Scientists may be getting closer to finding a stem cell cure for Type 1 diabetes—the type that may require insulin injections for life—after conducting stem cell transplants on mice.
A group of researchers in California said they managed to reverse the equivalent of Type 1 diabetes in mice by transplanting stem cells.
"Here, we describe a stepwise method in which pluripotency reprogramming factors were transiently expressed in fibroblasts in conjunction with a unique combination of soluble molecules to generate definitive endoderm-like cells that did not pass through a pluripotent state.
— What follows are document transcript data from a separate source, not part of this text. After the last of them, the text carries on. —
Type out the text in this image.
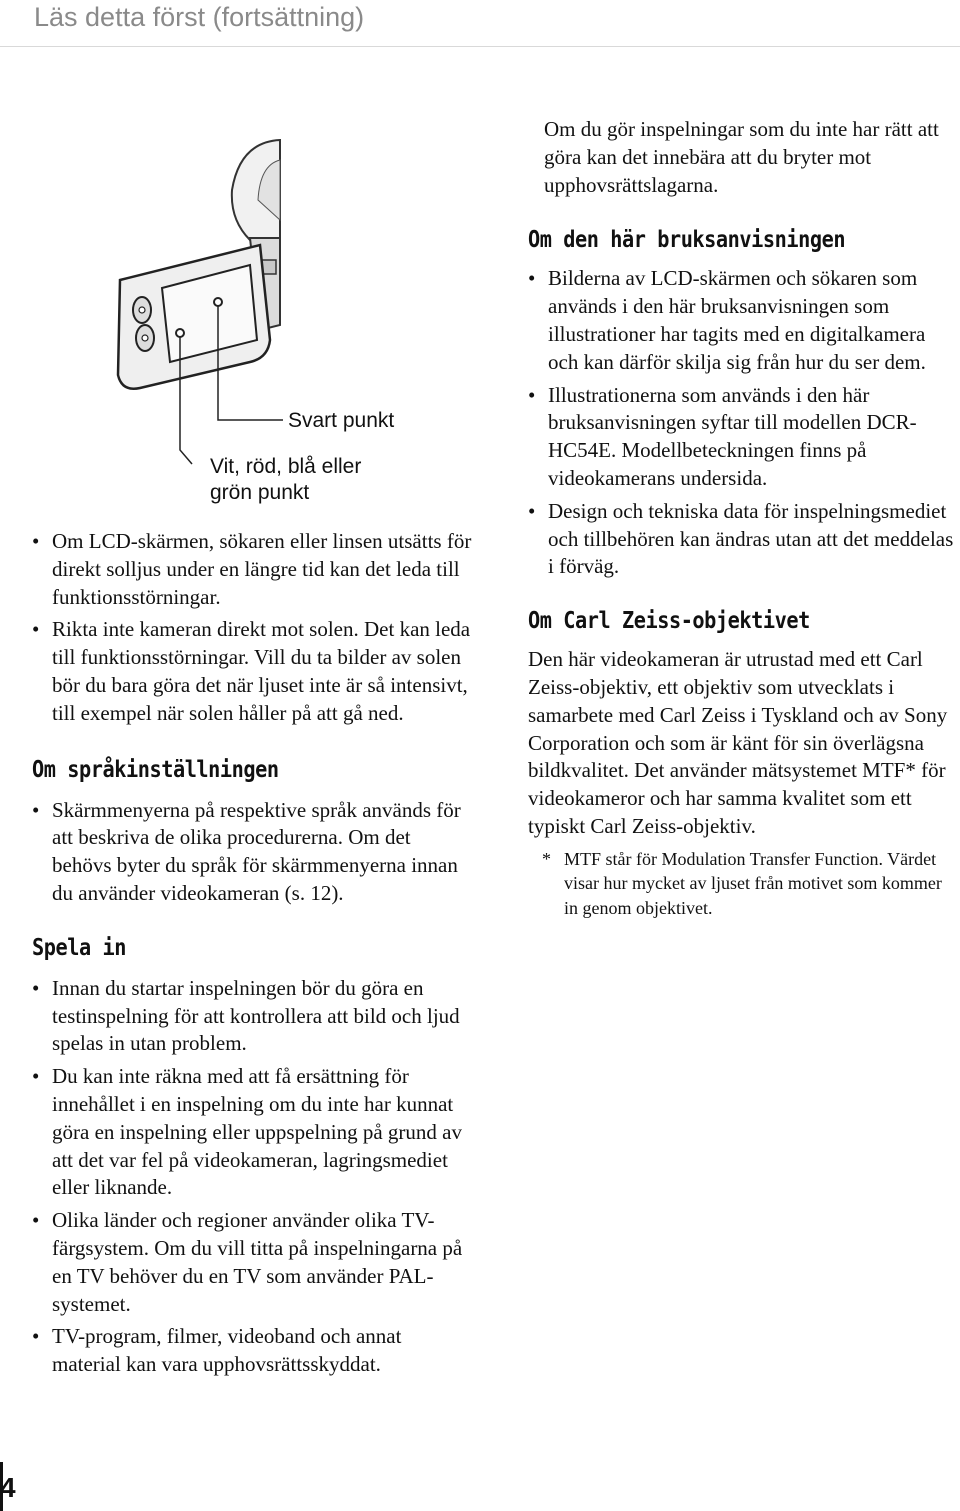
Läs detta först (fortsättning)
Svart punkt
Vit, röd, blå eller
grön punkt
• Om LCD-skärmen, sökaren eller linsen utsätts för direkt solljus under en längre tid kan det leda till funktionsstörningar.

• Rikta inte kameran direkt mot solen. Det kan leda till funktionsstörningar. Vill du ta bilder av solen bör du bara göra det när ljuset inte är så intensivt, till exempel när solen håller på att gå ned.

Om språkinställningen
• Skärmmenyerna på respektive språk används för att beskriva de olika procedurerna. Om det behövs byter du språk för skärmmenyerna innan du använder videokameran (s. 12).

Spela in
• Innan du startar inspelningen bör du göra en testinspelning för att kontrollera att bild och ljud spelas in utan problem.

• Du kan inte räkna med att få ersättning för innehållet i en inspelning om du inte har kunnat göra en inspelning eller uppspelning på grund av att det var fel på videokameran, lagringsmediet eller liknande.

• Olika länder och regioner använder olika TV-färgsystem. Om du vill titta på inspelningarna på en TV behöver du en TV som använder PAL-systemet.

• TV-program, filmer, videoband och annat material kan vara upphovsrättsskyddat.

Om du gör inspelningar som du inte har rätt att göra kan det innebära att du bryter mot upphovsrättslagarna.

Om den här bruksanvisningen
• Bilderna av LCD-skärmen och sökaren som används i den här bruksanvisningen som illustrationer har tagits med en digitalkamera och kan därför skilja sig från hur du ser dem.

• Illustrationerna som används i den här bruksanvisningen syftar till modellen DCR-HC54E. Modellbeteckningen finns på videokamerans undersida.

• Design och tekniska data för inspelningsmediet och tillbehören kan ändras utan att det meddelas i förväg.

Om Carl Zeiss-objektivet

Den här videokameran är utrustad med ett Carl Zeiss-objektiv, ett objektiv som utvecklats i samarbete med Carl Zeiss i Tyskland och av Sony Corporation och som är känt för sin överlägsna bildkvalitet. Det använder mätsystemet MTF* för videokameror och har samma kvalitet som ett typiskt Carl Zeiss-objektiv.

* MTF står för Modulation Transfer Function. Värdet visar hur mycket av ljuset från motivet som kommer in genom objektivet.
4
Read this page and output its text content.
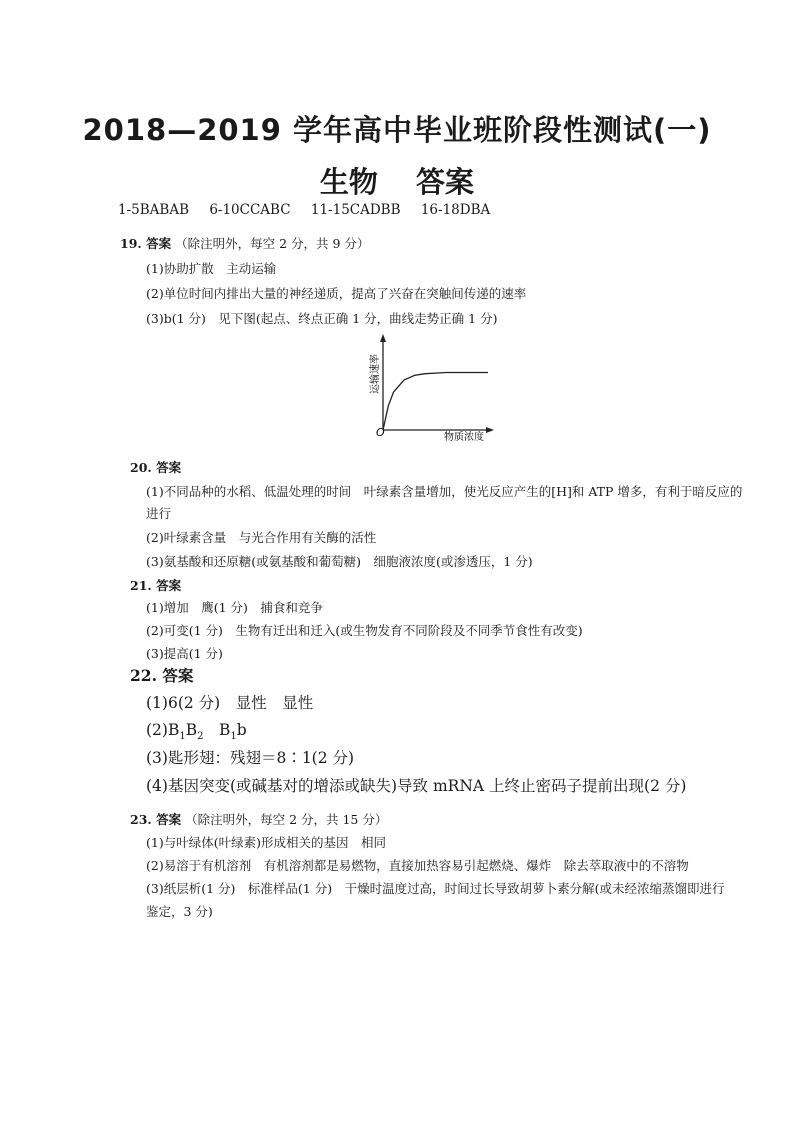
2018—2019 学年高中毕业班阶段性测试(一)
生物 答案
1-5BABAB 6-10CCABC 11-15CADBB 16-18DBA
19. 答案 （除注明外，每空 2 分，共 9 分）
(1)协助扩散　主动运输
(2)单位时间内排出大量的神经递质，提高了兴奋在突触间传递的速率
(3)b(1 分)　见下图(起点、终点正确 1 分，曲线走势正确 1 分)
O
运输速率
物质浓度
20. 答案
(1)不同品种的水稻、低温处理的时间　叶绿素含量增加，使光反应产生的[H]和 ATP 增多，有利于暗反应的
进行
(2)叶绿素含量　与光合作用有关酶的活性
(3)氨基酸和还原糖(或氨基酸和葡萄糖)　细胞液浓度(或渗透压，1 分)
21. 答案
(1)增加　鹰(1 分)　捕食和竞争
(2)可变(1 分)　生物有迁出和迁入(或生物发育不同阶段及不同季节食性有改变)
(3)提高(1 分)
22. 答案
(1)6(2 分)　显性　显性
$(2)B_1B_2$　$B_1b$
(3)匙形翅：残翅＝8∶1(2 分)
(4)基因突变(或碱基对的增添或缺失)导致 mRNA 上终止密码子提前出现(2 分)
23. 答案 （除注明外，每空 2 分，共 15 分）
(1)与叶绿体(叶绿素)形成相关的基因　相同
(2)易溶于有机溶剂　有机溶剂都是易燃物，直接加热容易引起燃烧、爆炸　除去萃取液中的不溶物
(3)纸层析(1 分)　标准样品(1 分)　干燥时温度过高，时间过长导致胡萝卜素分解(或未经浓缩蒸馏即进行
鉴定，3 分)
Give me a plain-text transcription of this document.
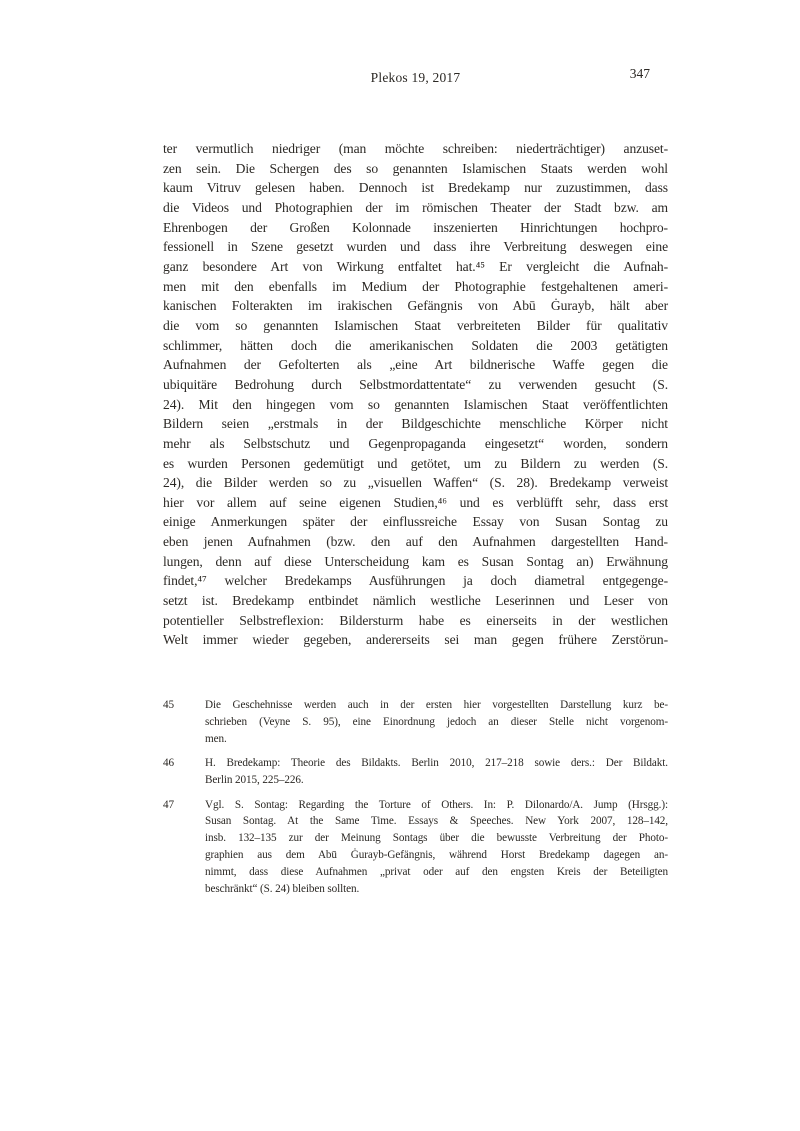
Plekos 19, 2017	347
ter vermutlich niedriger (man möchte schreiben: niederträchtiger) anzuset-
zen sein. Die Schergen des so genannten Islamischen Staats werden wohl
kaum Vitruv gelesen haben. Dennoch ist Bredekamp nur zuzustimmen, dass
die Videos und Photographien der im römischen Theater der Stadt bzw. am
Ehrenbogen der Großen Kolonnade inszenierten Hinrichtungen hochpro-
fessionell in Szene gesetzt wurden und dass ihre Verbreitung deswegen eine
ganz besondere Art von Wirkung entfaltet hat.⁴⁵ Er vergleicht die Aufnah-
men mit den ebenfalls im Medium der Photographie festgehaltenen ameri-
kanischen Folterakten im irakischen Gefängnis von Abū Ġurayb, hält aber
die vom so genannten Islamischen Staat verbreiteten Bilder für qualitativ
schlimmer, hätten doch die amerikanischen Soldaten die 2003 getätigten
Aufnahmen der Gefolterten als „eine Art bildnerische Waffe gegen die
ubiquitäre Bedrohung durch Selbstmordattentate“ zu verwenden gesucht (S.
24). Mit den hingegen vom so genannten Islamischen Staat veröffentlichten
Bildern seien „erstmals in der Bildgeschichte menschliche Körper nicht
mehr als Selbstschutz und Gegenpropaganda eingesetzt“ worden, sondern
es wurden Personen gedemütigt und getötet, um zu Bildern zu werden (S.
24), die Bilder werden so zu „visuellen Waffen“ (S. 28). Bredekamp verweist
hier vor allem auf seine eigenen Studien,⁴⁶ und es verblüfft sehr, dass erst
einige Anmerkungen später der einflussreiche Essay von Susan Sontag zu
eben jenen Aufnahmen (bzw. den auf den Aufnahmen dargestellten Hand-
lungen, denn auf diese Unterscheidung kam es Susan Sontag an) Erwähnung
findet,⁴⁷ welcher Bredekamps Ausführungen ja doch diametral entgegenge-
setzt ist. Bredekamp entbindet nämlich westliche Leserinnen und Leser von
potentieller Selbstreflexion: Bildersturm habe es einerseits in der westlichen
Welt immer wieder gegeben, andererseits sei man gegen frühere Zerstörun-
45	Die Geschehnisse werden auch in der ersten hier vorgestellten Darstellung kurz be-
schrieben (Veyne S. 95), eine Einordnung jedoch an dieser Stelle nicht vorgenom-
men.
46	H. Bredekamp: Theorie des Bildakts. Berlin 2010, 217–218 sowie ders.: Der Bildakt.
Berlin 2015, 225–226.
47	Vgl. S. Sontag: Regarding the Torture of Others. In: P. Dilonardo/A. Jump (Hrsgg.):
Susan Sontag. At the Same Time. Essays & Speeches. New York 2007, 128–142,
insb. 132–135 zur der Meinung Sontags über die bewusste Verbreitung der Photo-
graphien aus dem Abū Ġurayb-Gefängnis, während Horst Bredekamp dagegen an-
nimmt, dass diese Aufnahmen „privat oder auf den engsten Kreis der Beteiligten
beschränkt“ (S. 24) bleiben sollten.
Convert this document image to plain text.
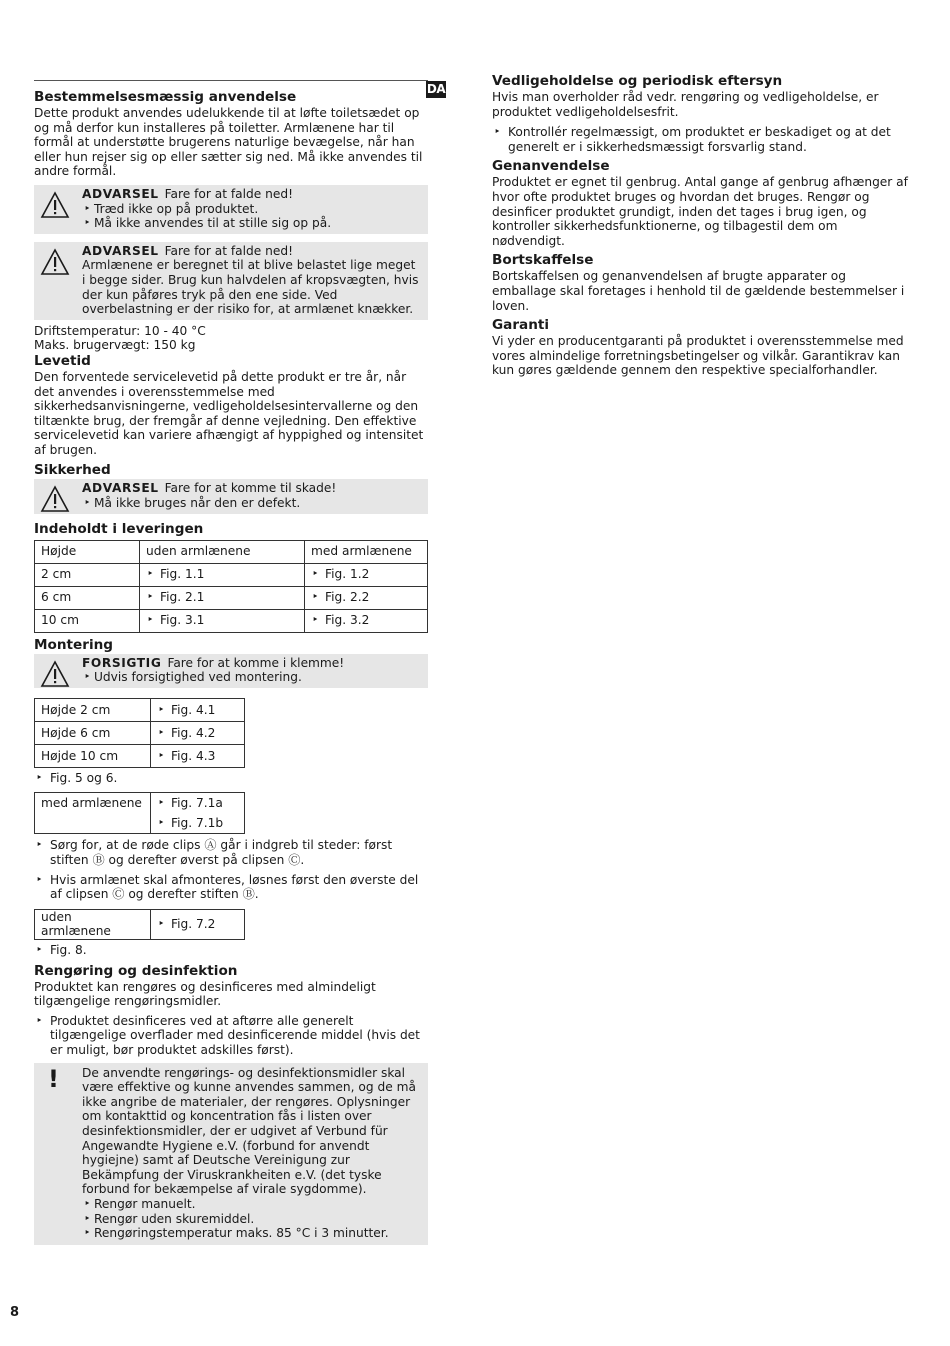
DA
Bestemmelsesmæssig anvendelse

Dette produkt anvendes udelukkende til at løfte toiletsædet op og må derfor kun installeres på toiletter. Armlænene har til formål at understøtte brugerens naturlige bevægelse, når han eller hun rejser sig op eller sætter sig ned. Må ikke anvendes til andre formål.

ADVARSEL Fare for at falde ned!
‣ Træd ikke op på produktet.
‣ Må ikke anvendes til at stille sig op på.
ADVARSEL Fare for at falde ned!

Armlænene er beregnet til at blive belastet lige meget i begge sider. Brug kun halvdelen af kropsvægten, hvis der kun påføres tryk på den ene side. Ved overbelastning er der risiko for, at armlænet knækker.

Driftstemperatur: 10 - 40 °C

Maks. brugervægt: 150 kg

Levetid

Den forventede servicelevetid på dette produkt er tre år, når det anvendes i overensstemmelse med sikkerhedsanvisningerne, vedligeholdelsesintervallerne og den tiltænkte brug, der fremgår af denne vejledning. Den effektive servicelevetid kan variere afhængigt af hyppighed og intensitet af brugen.

Sikkerhed
ADVARSEL Fare for at komme til skade!
‣ Må ikke bruges når den er defekt.
Indeholdt i leveringen
Højde	uden armlænene	med armlænene
2 cm	‣ Fig. 1.1	‣ Fig. 1.2
6 cm	‣ Fig. 2.1	‣ Fig. 2.2
10 cm	‣ Fig. 3.1	‣ Fig. 3.2
Montering
FORSIGTIG Fare for at komme i klemme!
‣ Udvis forsigtighed ved montering.
Højde 2 cm	‣ Fig. 4.1
Højde 6 cm	‣ Fig. 4.2
Højde 10 cm	‣ Fig. 4.3
‣ Fig. 5 og 6.
med armlænene	‣Fig. 7.1a
‣ Fig. 7.1b
‣ Sørg for, at de røde clips Ⓐ går i indgreb til steder: først stiften Ⓑ og derefter øverst på clipsen Ⓒ.
‣ Hvis armlænet skal afmonteres, løsnes først den øverste del af clipsen Ⓒ og derefter stiften Ⓑ.
uden armlænene	‣ Fig. 7.2
‣ Fig. 8.
Rengøring og desinfektion

Produktet kan rengøres og desinficeres med almindeligt tilgængelige rengøringsmidler.

‣ Produktet desinficeres ved at aftørre alle generelt tilgængelige overflader med desinficerende middel (hvis det er muligt, bør produktet adskilles først).
! De anvendte rengørings- og desinfektionsmidler skal være effektive og kunne anvendes sammen, og de må ikke angribe de materialer, der rengøres. Oplysninger om kontakttid og koncentration fås i listen over desinfektionsmidler, der er udgivet af Verbund für Angewandte Hygiene e.V. (forbund for anvendt hygiejne) samt af Deutsche Vereinigung zur Bekämpfung der Viruskrankheiten e.V. (det tyske forbund for bekæmpelse af virale sygdomme).

‣ Rengør manuelt.
‣ Rengør uden skuremiddel.
‣ Rengøringstemperatur maks. 85 °C i 3 minutter.
Vedligeholdelse og periodisk eftersyn

Hvis man overholder råd vedr. rengøring og vedligeholdelse, er produktet vedligeholdelsesfrit.

‣ Kontrollér regelmæssigt, om produktet er beskadiget og at det generelt er i sikkerhedsmæssigt forsvarlig stand.
Genanvendelse

Produktet er egnet til genbrug. Antal gange af genbrug afhænger af hvor ofte produktet bruges og hvordan det bruges. Rengør og desinficer produktet grundigt, inden det tages i brug igen, og kontroller sikkerhedsfunktionerne, og tilbagestil dem om nødvendigt.

Bortskaffelse

Bortskaffelsen og genanvendelsen af brugte apparater og emballage skal foretages i henhold til de gældende bestemmelser i loven.

Garanti

Vi yder en producentgaranti på produktet i overensstemmelse med vores almindelige forretningsbetingelser og vilkår. Garantikrav kan kun gøres gældende gennem den respektive specialforhandler.

8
These endoderm-like cells were then directed toward pancreatic lineages using further combinations of small molecules in vitro," they said.
They added the resulting pancreatic progenitor-like cells "could mature into cells of all three pancreatic lineages in vivo, including functional, insulin-secreting β-like cells that help to ameliorate hyperglycemia."
"Our findings may therefore provide a useful approach for generating large numbers of functional β cells for disease modeling and, ultimately, cell-based therapy," they said.
Authors of the paper include Ke Li, Saiyong Zhu, Holger A. Russ, Shaohua Xu, Tao Xu, Yu Zhang, Tianhua Ma, Matthias Hebrok, and Sheng Ding.
A separate report on UK's The Guardian said the researchers' experiments replaced cells in the pancreas unable to make insulin after being damaged by diabetes.
Without insulin, the body will have a hard time absorbing sugars such as glucose from blood. Presently, glucose levels can be monitored and regulated with insulin injections.
The researchers from the Gladstone Institutes in San Francisco collected skin cells (fibroblasts) from laboratory mice and treated them with a mix of molecules and reprogramming factors.
The cells were transformed into endoderm-like cells, the type that eventually mature into the body's major organs including the pancreas.
Li, the lead author, said they used another chemical cocktail to turn these endoderm-like cells into cells that mimicked early pancreas-like cells (PPLCs).
"Our initial goal was to see whether we could coax these PPLCs to mature into cells that, like ß-cells, respond to the correct chemical signals and – most importantly – secrete insulin. And our initial experiments, performed in a petri dish, revealed that they did," Li said.
When the team injected these cells into mice genetically modified to have high glucose levels to mimic the Type 1 diabetes in humans, the mice's glucose levels started to decrease and approach normal levels "just one week post-transplant."
"And when we removed the transplanted cells, we saw an immediate glucose spike, revealing a direct link between the transplantation of the PPLCs and reduced hyperglycemia [high glucose level]," Li said.
Even better, the researchers found the pancreas-like cells turned into fully functional insulin-secreting ß-cells, eight weeks after the transplantation.
"I am particularly excited about the prospect of translating these findings to the human system. Most immediately, this technology in human cells could significantly advance our understanding of how inherent defects in ß-cells result in diabetes, bringing us notably closer to a much-needed cure," said Matthias Hebrok, one of the study's authors and director of the UCSF Diabetes Center.